In common with most of Europe, BST begins at 01:00 GMT on the last Sunday of March and ends at 01:00 GMT (02:00 BST) on the last Sunday of October.

British Summer Time was first established by the Summer Time Act 1916, after a campaign by builder William Willett. His original proposal was to move the clocks forward by 80 minutes, in 20-minute weekly steps on Sundays in April and by the reverse procedure in September. In 1916 BST began on 21 May and ended on 1 October.

Apart from World War Two and a brief period of experimental “British Standard Time” in the early 1970s, we have adopted the “spring forward, fall backwards” model ever since.

FACTS ABOUT BRITISH SUMMER TIME

• British-born New Zealander George Vernon Hudson first proposed the modern idea of a two-hour daylight saving in 1895.

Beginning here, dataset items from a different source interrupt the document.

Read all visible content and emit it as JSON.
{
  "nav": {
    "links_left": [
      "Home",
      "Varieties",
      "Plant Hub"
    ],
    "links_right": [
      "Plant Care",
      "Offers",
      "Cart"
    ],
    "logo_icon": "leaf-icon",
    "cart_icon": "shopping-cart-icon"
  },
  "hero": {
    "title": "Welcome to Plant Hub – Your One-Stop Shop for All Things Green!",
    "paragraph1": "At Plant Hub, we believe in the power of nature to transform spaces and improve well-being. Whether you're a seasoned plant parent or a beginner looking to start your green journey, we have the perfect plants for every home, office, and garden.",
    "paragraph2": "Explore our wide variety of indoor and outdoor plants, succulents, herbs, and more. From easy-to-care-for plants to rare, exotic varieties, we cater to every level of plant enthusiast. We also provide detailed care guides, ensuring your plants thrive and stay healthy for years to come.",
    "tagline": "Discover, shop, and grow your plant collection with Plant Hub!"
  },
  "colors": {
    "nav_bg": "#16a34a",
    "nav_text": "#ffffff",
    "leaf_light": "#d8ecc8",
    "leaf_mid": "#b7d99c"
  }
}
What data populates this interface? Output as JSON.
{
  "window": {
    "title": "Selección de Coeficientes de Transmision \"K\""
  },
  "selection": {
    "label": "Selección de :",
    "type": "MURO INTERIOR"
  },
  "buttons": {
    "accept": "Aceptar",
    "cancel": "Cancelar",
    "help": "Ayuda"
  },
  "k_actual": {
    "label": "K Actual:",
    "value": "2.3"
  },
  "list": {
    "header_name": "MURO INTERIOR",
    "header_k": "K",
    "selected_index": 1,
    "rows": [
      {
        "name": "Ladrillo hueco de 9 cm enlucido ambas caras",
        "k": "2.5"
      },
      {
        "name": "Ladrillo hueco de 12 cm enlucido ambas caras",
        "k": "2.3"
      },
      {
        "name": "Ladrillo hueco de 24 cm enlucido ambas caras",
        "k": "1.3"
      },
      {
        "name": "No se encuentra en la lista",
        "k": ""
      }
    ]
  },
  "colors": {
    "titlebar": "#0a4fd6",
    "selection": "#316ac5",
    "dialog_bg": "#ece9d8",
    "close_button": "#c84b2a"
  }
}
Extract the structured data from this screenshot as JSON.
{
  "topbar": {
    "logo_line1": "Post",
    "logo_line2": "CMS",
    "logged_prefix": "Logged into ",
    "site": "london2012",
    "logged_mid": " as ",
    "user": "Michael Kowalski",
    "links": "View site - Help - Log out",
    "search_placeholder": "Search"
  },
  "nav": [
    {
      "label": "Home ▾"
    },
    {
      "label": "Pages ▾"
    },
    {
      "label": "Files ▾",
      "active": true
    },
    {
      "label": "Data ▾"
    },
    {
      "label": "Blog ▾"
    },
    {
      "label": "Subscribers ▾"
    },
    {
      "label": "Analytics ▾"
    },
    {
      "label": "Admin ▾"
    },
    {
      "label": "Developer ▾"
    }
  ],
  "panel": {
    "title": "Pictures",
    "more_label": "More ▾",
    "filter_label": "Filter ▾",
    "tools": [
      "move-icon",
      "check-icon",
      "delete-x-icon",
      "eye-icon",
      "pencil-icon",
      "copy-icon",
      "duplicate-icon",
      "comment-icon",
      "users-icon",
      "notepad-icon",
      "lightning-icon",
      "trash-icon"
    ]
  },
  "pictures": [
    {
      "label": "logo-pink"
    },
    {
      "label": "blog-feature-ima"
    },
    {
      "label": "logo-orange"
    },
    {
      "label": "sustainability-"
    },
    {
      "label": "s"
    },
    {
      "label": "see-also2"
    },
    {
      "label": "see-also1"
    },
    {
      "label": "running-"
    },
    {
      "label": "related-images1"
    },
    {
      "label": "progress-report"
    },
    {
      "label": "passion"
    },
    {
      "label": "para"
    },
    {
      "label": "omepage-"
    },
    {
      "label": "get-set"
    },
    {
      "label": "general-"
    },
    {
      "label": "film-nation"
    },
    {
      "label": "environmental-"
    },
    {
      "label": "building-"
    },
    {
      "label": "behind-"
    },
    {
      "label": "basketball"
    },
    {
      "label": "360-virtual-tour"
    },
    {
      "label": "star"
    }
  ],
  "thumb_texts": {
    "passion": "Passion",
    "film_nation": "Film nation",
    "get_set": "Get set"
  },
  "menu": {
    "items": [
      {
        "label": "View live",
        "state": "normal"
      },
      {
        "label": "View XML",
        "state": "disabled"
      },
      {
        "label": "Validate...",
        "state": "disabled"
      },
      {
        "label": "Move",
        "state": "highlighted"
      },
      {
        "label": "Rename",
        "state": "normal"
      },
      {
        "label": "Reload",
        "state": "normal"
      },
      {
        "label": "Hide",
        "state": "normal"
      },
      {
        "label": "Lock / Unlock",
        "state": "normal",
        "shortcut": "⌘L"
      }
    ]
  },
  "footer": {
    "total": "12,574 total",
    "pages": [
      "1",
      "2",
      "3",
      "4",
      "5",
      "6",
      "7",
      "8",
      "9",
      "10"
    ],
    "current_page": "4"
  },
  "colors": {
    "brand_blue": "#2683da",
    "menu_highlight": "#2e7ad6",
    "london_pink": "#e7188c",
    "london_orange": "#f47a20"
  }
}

• British Summer Time was suggested in 1907 by William Willett, a keen horse rider and frustrated by the ‘waste’ of daylight in the early mornings during the summer.

• Willett’s pamphlet ‘The Waste of Daylight’ campaigned for the clocks to be changed, but he died in 1915 before he could see it come into being as the idea was opposed by many, especially farmers.

• Austria and Germany were the first countries to enact ‘Daylight Savings Time’ in 1916, quickly followed the same year by the UK and much of Europe.

• It was enforced during the First World War, in a bid to save money during wartime.

• The current system has been in place since 1972, proposals to keep the clocks at least one hour ahead of GMT all-year round have been debated frequently in parliament but never implemented.

• The lighter evenings are also said to reduce road traffic accidents and crime.

• It is argued BST is good for physical and psychological health, particularly in terms of relieving the symptoms of Seasonal Affective Disorder (SAD).